The Obama administration is due to announce its plan to close the prison. The plan was expected to be sent to Congress this week, however, Pentagon officials said the process has been postponed because the department is “currently working to refine additional cost estimates for different aspects of detainee operations.”
The Pentagon also said “the plan will be delivered to Congress as soon as it is complete."
Obama said he is prepared for a backlash after the Guantanamo plan is delivered.
The US President says population of the prison will drop to under 100 by early 2016.
With the latest release of 5 prisoners to United Arab Emirates, 107 detainees, more than dozens of whom are cleared for release, are left in Guantanamo.
During his presidential campaign and throughout his term in office President Obama has vowed several times to close the Guantanamo Bay prison camp.
In 2009, Obama signed an executive order to close the Guantanamo Bay prison in a year by releasing as much detainees as he can and transferring the remaining detainees to US supermax prisons.
However, starting in 2009, US Congress has been using its power over spending to block efforts to close Guantanamo.
The provisions ban the use of funds to transfer Guantanamo detainees to the US for any purpose, such as detention in prisons in the US and trial in federal courts.
These provisions are also included in the defence bill for the 2016 federal fiscal year.
Obama’s critics argue transfer of Guantanamo detainees to US soil or other countries will carry risks of further terrorist activity.
However, most of the detainees have never been charged with terrorism.

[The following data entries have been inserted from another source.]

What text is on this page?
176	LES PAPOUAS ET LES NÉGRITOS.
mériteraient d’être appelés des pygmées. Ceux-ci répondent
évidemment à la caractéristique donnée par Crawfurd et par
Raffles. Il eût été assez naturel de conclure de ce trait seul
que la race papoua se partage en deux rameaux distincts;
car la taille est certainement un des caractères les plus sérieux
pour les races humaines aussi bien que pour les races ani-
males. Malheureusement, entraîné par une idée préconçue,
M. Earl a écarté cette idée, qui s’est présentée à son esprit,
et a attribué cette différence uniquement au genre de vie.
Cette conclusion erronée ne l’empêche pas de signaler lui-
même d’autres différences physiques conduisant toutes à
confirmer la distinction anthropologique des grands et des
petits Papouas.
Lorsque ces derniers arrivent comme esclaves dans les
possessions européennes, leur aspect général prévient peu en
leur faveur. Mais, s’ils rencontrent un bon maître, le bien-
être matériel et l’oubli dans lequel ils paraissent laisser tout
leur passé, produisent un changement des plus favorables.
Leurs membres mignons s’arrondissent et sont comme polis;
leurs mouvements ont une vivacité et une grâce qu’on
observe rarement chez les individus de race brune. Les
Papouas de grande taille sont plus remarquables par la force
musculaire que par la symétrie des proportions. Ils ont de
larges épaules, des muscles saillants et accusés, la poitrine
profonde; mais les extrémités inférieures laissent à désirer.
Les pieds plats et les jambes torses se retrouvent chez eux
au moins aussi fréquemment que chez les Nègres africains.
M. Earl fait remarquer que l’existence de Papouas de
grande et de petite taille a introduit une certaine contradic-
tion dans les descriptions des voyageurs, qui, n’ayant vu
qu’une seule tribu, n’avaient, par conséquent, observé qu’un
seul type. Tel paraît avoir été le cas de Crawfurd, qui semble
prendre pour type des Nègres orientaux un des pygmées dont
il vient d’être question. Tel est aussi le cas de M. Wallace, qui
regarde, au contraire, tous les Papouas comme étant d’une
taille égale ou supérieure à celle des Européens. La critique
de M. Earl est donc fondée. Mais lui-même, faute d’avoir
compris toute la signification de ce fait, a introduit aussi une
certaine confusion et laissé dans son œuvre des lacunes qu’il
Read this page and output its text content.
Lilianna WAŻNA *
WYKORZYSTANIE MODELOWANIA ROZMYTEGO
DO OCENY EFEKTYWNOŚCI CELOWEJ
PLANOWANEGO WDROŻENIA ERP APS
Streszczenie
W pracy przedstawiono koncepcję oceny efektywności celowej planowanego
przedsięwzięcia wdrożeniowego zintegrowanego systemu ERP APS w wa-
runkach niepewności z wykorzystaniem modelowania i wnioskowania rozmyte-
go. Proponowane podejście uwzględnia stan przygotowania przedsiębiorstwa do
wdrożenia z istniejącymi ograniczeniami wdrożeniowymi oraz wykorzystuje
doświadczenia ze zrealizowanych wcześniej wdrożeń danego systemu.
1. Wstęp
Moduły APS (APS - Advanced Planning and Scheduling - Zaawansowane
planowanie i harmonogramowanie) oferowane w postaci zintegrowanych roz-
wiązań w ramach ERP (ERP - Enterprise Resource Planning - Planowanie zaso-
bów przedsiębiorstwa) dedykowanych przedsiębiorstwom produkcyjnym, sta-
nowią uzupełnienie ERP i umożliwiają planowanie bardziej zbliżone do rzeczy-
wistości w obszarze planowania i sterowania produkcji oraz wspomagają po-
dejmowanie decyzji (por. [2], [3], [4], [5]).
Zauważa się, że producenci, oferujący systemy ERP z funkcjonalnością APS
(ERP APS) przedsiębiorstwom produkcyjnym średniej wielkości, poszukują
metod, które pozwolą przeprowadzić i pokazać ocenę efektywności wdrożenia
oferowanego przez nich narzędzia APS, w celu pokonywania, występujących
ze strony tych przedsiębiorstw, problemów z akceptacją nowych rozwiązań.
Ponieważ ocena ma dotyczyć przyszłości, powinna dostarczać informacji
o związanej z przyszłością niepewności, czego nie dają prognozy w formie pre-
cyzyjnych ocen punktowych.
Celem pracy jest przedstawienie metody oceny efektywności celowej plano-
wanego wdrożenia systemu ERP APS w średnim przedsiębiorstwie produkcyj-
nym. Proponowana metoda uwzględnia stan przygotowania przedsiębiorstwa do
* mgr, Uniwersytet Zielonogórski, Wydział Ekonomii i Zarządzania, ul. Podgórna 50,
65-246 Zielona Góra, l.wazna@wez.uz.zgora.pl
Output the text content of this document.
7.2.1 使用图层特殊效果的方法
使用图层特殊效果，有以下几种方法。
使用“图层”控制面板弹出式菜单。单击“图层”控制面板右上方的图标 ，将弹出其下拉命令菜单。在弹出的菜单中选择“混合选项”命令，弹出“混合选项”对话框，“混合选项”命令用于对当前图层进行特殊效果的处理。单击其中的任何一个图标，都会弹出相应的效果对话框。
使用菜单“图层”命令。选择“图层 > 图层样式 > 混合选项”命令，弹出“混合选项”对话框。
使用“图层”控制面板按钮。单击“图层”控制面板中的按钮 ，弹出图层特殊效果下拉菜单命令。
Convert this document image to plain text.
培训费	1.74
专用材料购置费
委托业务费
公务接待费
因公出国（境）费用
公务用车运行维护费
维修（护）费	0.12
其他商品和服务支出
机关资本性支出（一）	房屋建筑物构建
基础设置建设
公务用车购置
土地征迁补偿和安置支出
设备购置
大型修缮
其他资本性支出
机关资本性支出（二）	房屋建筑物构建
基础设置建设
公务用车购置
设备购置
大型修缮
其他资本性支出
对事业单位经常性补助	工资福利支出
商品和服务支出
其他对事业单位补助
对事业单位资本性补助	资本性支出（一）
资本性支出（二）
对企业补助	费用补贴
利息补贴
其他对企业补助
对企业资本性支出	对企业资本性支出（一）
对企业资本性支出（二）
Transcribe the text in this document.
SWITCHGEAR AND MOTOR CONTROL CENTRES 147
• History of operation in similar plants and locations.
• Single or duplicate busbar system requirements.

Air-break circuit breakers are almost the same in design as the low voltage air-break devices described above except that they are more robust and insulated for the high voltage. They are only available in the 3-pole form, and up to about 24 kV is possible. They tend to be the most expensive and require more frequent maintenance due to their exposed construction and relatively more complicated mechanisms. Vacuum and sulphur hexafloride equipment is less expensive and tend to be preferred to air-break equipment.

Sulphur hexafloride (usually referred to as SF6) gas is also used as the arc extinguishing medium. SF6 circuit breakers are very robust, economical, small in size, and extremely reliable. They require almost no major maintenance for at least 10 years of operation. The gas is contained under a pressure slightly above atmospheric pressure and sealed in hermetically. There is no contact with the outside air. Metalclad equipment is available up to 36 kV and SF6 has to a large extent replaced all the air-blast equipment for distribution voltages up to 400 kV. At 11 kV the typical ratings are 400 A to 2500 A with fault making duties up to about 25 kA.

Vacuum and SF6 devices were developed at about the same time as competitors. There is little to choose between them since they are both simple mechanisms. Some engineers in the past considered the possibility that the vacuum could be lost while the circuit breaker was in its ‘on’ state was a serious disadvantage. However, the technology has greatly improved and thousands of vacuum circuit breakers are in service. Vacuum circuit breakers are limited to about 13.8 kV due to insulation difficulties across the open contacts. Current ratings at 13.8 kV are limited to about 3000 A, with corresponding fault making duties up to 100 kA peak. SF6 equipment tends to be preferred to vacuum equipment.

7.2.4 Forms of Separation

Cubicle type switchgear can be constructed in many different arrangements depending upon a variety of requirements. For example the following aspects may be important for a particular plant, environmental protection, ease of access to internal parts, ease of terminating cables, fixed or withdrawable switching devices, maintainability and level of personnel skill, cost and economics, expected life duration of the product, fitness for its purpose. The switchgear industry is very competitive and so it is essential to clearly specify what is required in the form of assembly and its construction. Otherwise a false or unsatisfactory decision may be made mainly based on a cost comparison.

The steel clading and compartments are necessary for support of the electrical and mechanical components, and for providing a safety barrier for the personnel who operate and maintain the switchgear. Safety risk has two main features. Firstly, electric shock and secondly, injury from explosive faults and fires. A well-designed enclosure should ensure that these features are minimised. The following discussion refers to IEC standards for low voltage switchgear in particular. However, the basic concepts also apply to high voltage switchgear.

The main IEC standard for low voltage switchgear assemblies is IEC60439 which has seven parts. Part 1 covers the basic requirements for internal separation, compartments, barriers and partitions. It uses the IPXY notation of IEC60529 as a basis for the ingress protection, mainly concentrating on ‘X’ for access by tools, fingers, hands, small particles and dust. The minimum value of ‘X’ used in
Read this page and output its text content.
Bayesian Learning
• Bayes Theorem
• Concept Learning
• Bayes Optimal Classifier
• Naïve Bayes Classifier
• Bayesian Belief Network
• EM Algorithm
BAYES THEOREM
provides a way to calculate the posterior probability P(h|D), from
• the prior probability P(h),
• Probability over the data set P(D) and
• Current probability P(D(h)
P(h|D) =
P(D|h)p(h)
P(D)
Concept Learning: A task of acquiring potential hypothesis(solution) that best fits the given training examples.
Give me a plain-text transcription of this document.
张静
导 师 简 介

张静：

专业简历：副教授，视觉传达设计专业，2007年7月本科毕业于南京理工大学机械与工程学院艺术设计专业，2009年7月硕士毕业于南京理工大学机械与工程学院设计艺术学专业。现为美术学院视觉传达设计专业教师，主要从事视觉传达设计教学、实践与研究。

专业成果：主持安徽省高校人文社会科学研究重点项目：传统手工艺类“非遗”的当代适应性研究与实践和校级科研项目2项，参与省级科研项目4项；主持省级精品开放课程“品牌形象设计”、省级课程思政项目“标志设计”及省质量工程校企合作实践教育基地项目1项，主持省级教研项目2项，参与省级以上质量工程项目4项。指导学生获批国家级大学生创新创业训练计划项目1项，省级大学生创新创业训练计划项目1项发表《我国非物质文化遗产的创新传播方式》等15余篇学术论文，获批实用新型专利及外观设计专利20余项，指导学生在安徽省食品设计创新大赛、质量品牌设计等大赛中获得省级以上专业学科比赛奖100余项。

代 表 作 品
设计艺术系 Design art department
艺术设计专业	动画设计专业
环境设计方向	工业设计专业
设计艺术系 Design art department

This argument is similar to the recently expressed view that settling Syrian refugees in the US soil is is too risky in the aftermath of the deadly Paris attacks carried out by the terrorist group DAESH.
Obama insists closure of Guantanamo and refugee intake are irrelevant to the worldwide war against terrorism.
"I guarantee you there will be strong resistance," he said. "Because in the aftermath of Paris, I think that there is just a very strong tendency for us to get worked up around issues that don't actually make us safer."
In the meantime, 30 US governors have announced they will stop the settlement of Syrian refugees in their states this week.
“We can keep the American people safe while shutting down that operation,” Obama said referring to the prison.
A positive outcome from Congress for Obama’s Guantanamo plan is unlikely, leaving Obama with the only option of using his executive powers to close the prison before he leaves the office. However, Obama has avoided that approach so far.